Contributing to community in honor of Rev. Dr. Martin Luther King Jr.
Posted at 4:49 PM, Jan 17, 2022

AURORA — For some people, Martin Luther King, Jr. Day means a long weekend. For others, it is a chance to volunteer their time and serve the community.

The holiday is the only one designated as a national day of service, according to AmeriCorps. One of Rev. Dr. Martin Luther King Jr.'s nephews said memories of his uncle demonstrate the level of dedication the social rights activist embodied.

"He was constantly on the road, moving around the country. So, he was coming in off the road, and he sometimes would need a little nap and then he was headed back out," said Isaac Newton Farris Jr., recalling his uncle at family gatherings. "He was very fun to be around. My uncle used to like to make people laugh and play little practical jokes. And so, my memories are those, and riding my bike with him and such."

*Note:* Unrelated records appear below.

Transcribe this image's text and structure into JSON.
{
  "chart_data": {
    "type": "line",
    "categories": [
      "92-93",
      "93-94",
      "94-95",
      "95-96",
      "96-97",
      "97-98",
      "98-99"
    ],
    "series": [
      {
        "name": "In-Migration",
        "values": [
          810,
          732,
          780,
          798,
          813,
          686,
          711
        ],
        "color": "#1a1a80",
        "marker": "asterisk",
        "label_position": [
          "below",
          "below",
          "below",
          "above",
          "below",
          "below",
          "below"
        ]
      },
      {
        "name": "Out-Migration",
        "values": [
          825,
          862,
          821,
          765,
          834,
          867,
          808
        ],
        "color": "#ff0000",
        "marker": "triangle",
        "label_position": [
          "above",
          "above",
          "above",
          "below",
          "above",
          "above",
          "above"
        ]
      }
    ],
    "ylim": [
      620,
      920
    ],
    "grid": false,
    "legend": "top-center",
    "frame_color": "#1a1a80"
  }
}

In Aurora, dozens of volunteers gathered to prepare hundreds of meals for people in need, in honor of Dr. King's passion for uplifting communities.

“If you're off because it's a holiday, take that time to reflect. What does the holiday mean? What does it mean to you? And how do you want to represent that holiday?" said Regina Edmondson, owner and operator of CME Catering Services. “Food is a form of communication, and so when you're able to go out into the community and give food, you're communicating to everyone, 'We see you, we care about you, we love you, we're here for you.'”

Edmondson says her catering service partnered with Brother Jeff's Cultural Center to make the food donations possible. The meals were distributed throughout the Denver metro area to people who had filled out a form online describing their needs.

“Honestly, the thing that keeps going on in my mind is, 'This could be me. I could be on the other end of this,'" said Jason Lester, who volunteered his time Monday. “I'm contributing to something bigger than myself."

Many of the volunteers say this opportunity to give back is something Dr. King would have supported.

“This is what it's all about. This is what he would have wanted," said volunteer Stephen Walker. "It’s all about helping the other human being if you can.”

Those behind the service say this is the second year they have done this in Aurora. However, Brother Jeff's Cultural Center has hosted similar events in honor of Martin Luther King, Jr. Day since 1995.

Meanwhile, Rev. Dr. Martin Luther King Jr.'s family spent Monday promoting new federal laws that would make it easier for people across the country to vote.

“Your voice is heard, it is noted. And that’s why it is of the utmost importance that the Congress and our president, Democrats and Republicans, must find a way to restore the sanctity of our voting process in America," said Farris, Jr. "If we don’t, we’re in for a lot of hurt, hate, and violence."